3.6 Ortak Marka Veya Garanti Markasının Yenilenmemesi Üzerine Tescil
Ortak markanın veya garanti markasının yenilenmeme sebebiyle koruma süresinin sona ermesinden itibaren üç yıl içinde yapılan, ortak marka veya garanti markasıyla aynı veya benzer olan ve aynı veya benzer mal veya hizmetleri içeren marka başvurusu, önceki hak sahibinin itirazı üzerine reddedilir. Ancak bu durum ile uygulamada pek karşılaşılmamaktadır.

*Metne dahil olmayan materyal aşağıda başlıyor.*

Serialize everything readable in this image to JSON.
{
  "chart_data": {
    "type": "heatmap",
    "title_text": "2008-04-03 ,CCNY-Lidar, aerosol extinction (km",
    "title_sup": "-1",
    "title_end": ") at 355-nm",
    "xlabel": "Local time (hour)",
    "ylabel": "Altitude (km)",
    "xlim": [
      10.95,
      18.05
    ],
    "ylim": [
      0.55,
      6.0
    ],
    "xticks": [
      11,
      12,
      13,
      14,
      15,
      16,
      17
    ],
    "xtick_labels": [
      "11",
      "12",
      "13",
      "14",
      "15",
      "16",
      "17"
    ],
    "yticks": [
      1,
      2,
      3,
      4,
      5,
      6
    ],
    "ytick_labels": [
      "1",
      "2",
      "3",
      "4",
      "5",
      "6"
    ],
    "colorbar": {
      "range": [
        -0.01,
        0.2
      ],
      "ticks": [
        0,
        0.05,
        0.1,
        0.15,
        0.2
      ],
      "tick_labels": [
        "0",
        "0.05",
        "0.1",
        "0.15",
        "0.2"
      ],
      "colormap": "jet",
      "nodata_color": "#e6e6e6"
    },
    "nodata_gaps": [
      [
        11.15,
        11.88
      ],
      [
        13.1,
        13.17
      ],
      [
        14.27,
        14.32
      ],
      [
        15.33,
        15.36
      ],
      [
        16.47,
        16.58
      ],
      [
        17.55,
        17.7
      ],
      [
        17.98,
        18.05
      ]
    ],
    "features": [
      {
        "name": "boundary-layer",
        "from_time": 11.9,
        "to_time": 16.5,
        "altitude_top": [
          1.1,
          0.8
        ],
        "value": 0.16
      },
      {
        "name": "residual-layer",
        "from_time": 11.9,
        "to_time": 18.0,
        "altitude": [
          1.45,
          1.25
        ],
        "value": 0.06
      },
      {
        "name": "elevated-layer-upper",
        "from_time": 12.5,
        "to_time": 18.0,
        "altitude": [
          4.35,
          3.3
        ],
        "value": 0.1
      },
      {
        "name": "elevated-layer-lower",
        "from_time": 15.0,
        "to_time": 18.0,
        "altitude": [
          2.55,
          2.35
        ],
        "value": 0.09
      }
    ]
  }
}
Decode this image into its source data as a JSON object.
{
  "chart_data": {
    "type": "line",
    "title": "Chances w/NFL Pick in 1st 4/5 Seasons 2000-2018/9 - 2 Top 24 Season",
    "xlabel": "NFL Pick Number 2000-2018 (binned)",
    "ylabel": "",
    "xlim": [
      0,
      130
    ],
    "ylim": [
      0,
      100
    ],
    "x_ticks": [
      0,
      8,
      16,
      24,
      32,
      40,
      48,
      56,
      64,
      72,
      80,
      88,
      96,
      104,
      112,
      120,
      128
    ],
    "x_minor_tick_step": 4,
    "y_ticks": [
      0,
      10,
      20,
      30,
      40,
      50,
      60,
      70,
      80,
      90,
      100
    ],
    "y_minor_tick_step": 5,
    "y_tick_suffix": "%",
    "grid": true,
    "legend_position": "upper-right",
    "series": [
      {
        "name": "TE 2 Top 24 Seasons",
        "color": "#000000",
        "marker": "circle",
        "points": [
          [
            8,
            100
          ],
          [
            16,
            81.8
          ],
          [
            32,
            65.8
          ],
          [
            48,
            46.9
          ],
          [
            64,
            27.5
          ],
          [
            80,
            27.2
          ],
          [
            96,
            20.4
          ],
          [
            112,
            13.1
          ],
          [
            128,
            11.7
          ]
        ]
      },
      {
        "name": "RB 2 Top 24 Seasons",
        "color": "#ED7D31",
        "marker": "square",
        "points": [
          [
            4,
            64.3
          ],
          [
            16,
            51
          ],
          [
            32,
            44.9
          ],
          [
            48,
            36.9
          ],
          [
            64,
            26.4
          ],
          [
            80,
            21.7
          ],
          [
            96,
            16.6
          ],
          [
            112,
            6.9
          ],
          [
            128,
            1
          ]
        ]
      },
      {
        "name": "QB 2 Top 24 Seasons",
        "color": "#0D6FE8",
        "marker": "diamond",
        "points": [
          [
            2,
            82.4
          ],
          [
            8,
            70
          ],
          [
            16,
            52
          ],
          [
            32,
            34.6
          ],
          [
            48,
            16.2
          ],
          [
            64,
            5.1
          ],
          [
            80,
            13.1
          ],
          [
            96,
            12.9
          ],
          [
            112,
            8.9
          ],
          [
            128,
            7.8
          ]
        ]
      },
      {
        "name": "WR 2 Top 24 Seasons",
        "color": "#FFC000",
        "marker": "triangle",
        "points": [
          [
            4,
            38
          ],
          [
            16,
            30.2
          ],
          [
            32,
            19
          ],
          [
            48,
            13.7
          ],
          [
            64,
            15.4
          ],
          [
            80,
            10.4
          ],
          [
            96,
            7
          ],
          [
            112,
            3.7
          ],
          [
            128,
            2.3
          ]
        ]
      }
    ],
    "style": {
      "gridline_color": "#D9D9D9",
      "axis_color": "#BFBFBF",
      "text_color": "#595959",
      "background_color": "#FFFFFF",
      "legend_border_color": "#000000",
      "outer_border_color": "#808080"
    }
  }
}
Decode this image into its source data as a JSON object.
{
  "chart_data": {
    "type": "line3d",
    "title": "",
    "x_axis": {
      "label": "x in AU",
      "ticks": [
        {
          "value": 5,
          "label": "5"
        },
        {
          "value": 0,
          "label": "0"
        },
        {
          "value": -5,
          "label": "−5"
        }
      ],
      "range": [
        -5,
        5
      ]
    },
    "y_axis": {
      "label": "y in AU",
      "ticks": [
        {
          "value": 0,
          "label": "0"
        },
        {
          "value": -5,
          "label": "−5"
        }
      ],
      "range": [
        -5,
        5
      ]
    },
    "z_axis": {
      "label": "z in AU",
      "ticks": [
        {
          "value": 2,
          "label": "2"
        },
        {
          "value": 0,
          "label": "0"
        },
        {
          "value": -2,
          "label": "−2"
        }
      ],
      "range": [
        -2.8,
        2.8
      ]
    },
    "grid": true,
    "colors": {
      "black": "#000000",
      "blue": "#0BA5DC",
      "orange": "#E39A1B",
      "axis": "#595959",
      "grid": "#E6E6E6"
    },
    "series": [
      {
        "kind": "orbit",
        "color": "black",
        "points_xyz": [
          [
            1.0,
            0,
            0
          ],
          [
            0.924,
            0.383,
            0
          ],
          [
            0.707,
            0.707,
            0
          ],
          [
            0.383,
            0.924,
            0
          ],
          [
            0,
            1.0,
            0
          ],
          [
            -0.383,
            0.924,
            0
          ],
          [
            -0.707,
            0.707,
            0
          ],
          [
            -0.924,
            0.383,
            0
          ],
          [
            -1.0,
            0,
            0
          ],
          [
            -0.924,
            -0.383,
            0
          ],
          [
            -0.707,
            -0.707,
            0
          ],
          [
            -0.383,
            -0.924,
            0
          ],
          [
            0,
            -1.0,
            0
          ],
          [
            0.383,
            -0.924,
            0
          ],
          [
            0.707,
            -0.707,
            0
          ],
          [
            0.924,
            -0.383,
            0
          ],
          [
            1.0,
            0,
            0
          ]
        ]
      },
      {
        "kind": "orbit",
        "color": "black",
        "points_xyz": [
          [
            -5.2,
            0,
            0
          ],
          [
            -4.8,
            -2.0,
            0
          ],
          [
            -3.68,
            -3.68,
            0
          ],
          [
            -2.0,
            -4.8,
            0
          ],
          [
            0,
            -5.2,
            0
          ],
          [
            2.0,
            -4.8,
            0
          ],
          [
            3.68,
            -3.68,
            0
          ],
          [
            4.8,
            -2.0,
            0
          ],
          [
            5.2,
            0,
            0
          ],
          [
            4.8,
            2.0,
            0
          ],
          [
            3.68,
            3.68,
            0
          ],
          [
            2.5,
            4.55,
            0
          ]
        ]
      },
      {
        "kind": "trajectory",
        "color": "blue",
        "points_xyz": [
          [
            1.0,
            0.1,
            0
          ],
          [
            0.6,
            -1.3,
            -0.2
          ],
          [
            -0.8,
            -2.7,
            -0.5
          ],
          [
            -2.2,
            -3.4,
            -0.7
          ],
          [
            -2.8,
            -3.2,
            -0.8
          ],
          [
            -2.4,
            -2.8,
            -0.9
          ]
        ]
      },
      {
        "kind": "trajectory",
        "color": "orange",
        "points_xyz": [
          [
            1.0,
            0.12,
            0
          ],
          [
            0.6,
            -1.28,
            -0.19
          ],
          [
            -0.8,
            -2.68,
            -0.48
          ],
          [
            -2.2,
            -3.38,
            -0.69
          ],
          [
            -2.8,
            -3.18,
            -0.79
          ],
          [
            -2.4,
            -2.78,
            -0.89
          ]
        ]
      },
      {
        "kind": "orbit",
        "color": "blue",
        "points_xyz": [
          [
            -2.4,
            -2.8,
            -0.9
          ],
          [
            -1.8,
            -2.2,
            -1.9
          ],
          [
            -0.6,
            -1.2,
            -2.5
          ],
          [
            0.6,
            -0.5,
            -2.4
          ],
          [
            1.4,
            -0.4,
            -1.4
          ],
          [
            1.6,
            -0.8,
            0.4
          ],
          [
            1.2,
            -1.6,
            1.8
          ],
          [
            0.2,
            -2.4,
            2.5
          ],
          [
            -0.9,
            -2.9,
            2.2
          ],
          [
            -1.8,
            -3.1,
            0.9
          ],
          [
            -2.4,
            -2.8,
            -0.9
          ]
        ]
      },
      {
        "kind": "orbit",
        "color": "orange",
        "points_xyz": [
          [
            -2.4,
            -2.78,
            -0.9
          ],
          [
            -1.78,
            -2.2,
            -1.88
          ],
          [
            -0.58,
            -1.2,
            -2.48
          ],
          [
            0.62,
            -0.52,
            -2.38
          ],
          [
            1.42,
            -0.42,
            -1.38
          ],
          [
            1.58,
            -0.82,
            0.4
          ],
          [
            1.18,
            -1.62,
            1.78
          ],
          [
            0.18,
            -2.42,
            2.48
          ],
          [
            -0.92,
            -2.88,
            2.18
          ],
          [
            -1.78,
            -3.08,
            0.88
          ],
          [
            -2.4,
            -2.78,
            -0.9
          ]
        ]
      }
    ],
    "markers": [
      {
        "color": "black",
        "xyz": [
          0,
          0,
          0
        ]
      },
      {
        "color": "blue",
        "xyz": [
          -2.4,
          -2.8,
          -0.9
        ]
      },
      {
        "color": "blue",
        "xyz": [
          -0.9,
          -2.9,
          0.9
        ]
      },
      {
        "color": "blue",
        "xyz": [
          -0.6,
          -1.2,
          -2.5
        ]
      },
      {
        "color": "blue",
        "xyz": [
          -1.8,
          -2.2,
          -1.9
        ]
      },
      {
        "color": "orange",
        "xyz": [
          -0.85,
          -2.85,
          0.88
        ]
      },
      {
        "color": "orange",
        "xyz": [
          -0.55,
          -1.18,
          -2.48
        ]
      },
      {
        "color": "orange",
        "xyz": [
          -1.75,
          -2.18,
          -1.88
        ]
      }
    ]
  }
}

3.7 Tescilli Markanın Yenilenmemesi Sebebi Üzerine Tescil
Tescilli markanın yenilenmeme sebebiyle koruma süresinin sona ermesinden itibaren iki yıl içinde yapılan, bu markayla aynı veya benzer olan ve aynı veya benzer mal veya hizmetleri içeren marka başvurusu, önceki marka sahibinin itirazı üzerine bu iki yıllık süre içinde markanın kullanılmış olması şartıyla reddedilir. Ancak bu durum ile uygulamada pek karşılaşılmamaktadır.
3.8 Kötü Niyetli Tescil
Kötü niyetle yapılan marka başvuruları itiraz üzerine reddedilir. Buna göre;
- Markanın tanınmışlığından haksız yarar sağlama ihtimalinin bulunduğu başvurular,
- Özgün olmayan, tesadüfi olarak seçilmesi veya oluşturulması mümkün olmayan,
- Yurt içinde veya yurt dışında tescilli olan veya kullanılan ibare veya şekilleri içeren,
- Önceki marka sahibi ile arasında herhangi bir hukuki veya ticari ilişki olan kimsenin önceki marka ile aynı veya benzer marka başvuruları kötü niyetli başvuru olarak kabul edilmektedir.